Aida par Zeffirelli avec Anna Netrebko aux Arènes de Vérone fait couler larmes et encre
L'immense pyramide dorée qui pointe vers le ciel bleu de 21h lorsque commencent les premières notes du prélude tremblera à l'unisson du public devant le destin tragique d'Aida et au son des voix imposantes composant le plateau vocal dans cette acoustique d'exception. La grande pyramide se met même à tourner et les sphinx s'illuminent (comme les sourires du public). Lorsque tombera la nuit noire dans l'obscurité de minuit passée où les lumières de la ville se seront éteintes, l'or du sphinx central en deviendra presque aveuglant, avant de céder la place à la pyramide à base bleutée : quand le fond de ce tombeau pour les amants devient leur ciel azuréen.
Le décor est d'autant mieux dressé qu'il suit en effet les temps de la soirée, les événements et les éléments. La chaleur dégagée par les pierres après une journée ensoleillée à Vérone traduit ainsi remarquablement bien l'idée d'une chaleur étouffante désertique égyptienne, le public rêvant sans doute d'être aussi bien habillé pour la canicule que la flotte de figurants typiques et dynamiques qui grouillent à travers la scène (la soirée réunissant également danse classique et divinatoire colorée chorégraphiées par Vladimir Vasiliev) : Anna Anni a conçu les costumes en s'inspirant des bas-reliefs des hiéroglyphes.
Soudain, une timide esclave aux pieds nus fait justement trembler les murs par la profondeur de sa puissance vocale au point qu'elle semble même guider les éléments (le crépuscule tombera ainsi sur son moment musical le plus intime) : il s'agit d'Anna Netrebko saisissante Aida par les contrastes de ses caractères dramatiques, sur le plan sonore mais aussi visuellement par le contraste très accentué entre sa tunique rouge et sa peau maquillée [un maquillage qui continue encore de faire couler beaucoup d'encre comme nous vous le relatons ici dans notre triste résumé des épisodes, ndlr].
Bien loin des polémiques, les spectateurs acclament le couple de chanteurs, elle dès son entrée sur scène et pour toutes les nuances contrastées de sa voix, lui d'une manière non moins exaltée. Yusif Eyvazov chante effectivement Radamès avec une diction limpide, un phrasé sculpté, très rythmé et étendu, traduisant l'assurance d'un jeune militaire. Le détachement de la ligne vocale se précise jusqu'à l'impact des notes aiguës : celui d'un soldat et d'un chanteur victorieux, levant l'épée et la voix.

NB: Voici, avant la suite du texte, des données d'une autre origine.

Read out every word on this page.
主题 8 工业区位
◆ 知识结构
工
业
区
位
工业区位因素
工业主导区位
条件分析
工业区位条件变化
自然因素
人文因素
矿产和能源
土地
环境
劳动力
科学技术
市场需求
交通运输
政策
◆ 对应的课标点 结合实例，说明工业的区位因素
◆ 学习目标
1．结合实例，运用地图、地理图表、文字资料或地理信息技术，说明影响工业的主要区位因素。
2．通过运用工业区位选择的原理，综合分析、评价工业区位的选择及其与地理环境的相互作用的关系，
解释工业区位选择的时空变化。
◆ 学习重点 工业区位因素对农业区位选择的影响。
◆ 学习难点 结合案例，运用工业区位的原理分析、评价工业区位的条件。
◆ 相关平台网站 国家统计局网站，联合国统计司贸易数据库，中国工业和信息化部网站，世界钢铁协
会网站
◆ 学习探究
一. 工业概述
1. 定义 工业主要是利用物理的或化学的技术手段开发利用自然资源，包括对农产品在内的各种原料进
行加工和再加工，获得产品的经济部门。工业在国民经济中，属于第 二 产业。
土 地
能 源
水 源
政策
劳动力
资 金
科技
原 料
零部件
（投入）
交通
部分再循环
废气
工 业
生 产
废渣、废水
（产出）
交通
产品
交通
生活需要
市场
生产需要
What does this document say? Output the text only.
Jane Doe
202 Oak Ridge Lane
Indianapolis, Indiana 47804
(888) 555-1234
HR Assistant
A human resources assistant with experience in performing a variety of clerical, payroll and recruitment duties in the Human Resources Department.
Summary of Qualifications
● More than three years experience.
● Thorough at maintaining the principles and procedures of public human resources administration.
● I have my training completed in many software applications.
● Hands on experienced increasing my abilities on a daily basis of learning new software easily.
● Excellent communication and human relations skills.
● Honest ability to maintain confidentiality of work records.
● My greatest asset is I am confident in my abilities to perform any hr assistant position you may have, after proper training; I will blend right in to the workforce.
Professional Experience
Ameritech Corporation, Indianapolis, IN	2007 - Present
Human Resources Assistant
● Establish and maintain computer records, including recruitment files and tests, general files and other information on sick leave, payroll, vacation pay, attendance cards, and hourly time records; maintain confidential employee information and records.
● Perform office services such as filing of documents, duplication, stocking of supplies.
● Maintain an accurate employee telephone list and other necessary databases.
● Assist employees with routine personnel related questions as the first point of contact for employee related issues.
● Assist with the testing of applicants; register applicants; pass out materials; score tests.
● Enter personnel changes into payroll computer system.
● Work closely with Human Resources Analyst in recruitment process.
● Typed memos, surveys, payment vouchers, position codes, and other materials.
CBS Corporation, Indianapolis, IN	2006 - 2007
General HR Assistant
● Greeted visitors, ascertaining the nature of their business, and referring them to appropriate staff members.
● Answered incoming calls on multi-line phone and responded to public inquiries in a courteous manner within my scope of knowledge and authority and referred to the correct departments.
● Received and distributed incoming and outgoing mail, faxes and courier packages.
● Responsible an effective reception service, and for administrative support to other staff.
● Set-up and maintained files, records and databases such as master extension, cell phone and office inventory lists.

Marchant confiante parmi les sphinx, Anna Maria Chiuri offre les tonalités froides de son personnage Amnéris, laissant d'autant mieux percevoir puis brûler le cœur de femme amoureuse explosant d'une colère toujours lyrique, avec un phrasé fouettant les airs, un timbre bouillonnant, un grave chaleureux.
Rafał Siwek chante Ramfis de sa voix grave et persistante mais aérien dans le phrasé, avec une présence scénique remarquée par son caractère alliant autorité et noblesse dans chaque geste. Ambrogio Maestri incarne Amonasro en Roi et père impitoyable, fascinant l'auditoire par son timbre caverneux, le lié et la fierté des accents.
Le roi au centre de sa pyramide tournante, Romano dal Zovo exhale le sacré de chacune de ses notes, faisant de chaque mot une prophétie profonde et sombre. Francesco Pittari rejoint la compagnie vocale en messager bien préparé et précis. Enfin, la voix de Francesca Maionchi en prêtresse vient, mystique, de l'intérieur de la pyramide.
Marco Armiliato dirige l'Orchestre et les Chœurs des Arènes de Vérone avec des mouvements généreux guidant les masses sonores dans un unisson plein et entier : des éléments, de la scénographie et du casting vocal. Les musiciens soutiennent aussi bien les lignes chorales (disciplinées voire sévères) que les solistes, portant leurs accents et couleurs en même temps que le drame. La marche triomphale, tant attendue du public, est lancée par les trompettes dans l'orchestre, puis successivement sur les côtés de la scène dans un saisissant effet scénico-musical de massive spatialisation. Les percussions marquent par ailleurs pour leur légèreté aérienne dans cette acoustique de plein air, et les violons accompagnent le couple tragique jusque dans le repos de l'étreinte finale.
Des applaudissements vifs et répétés s'élèvent vers les pyramides et le ciel de Vérone.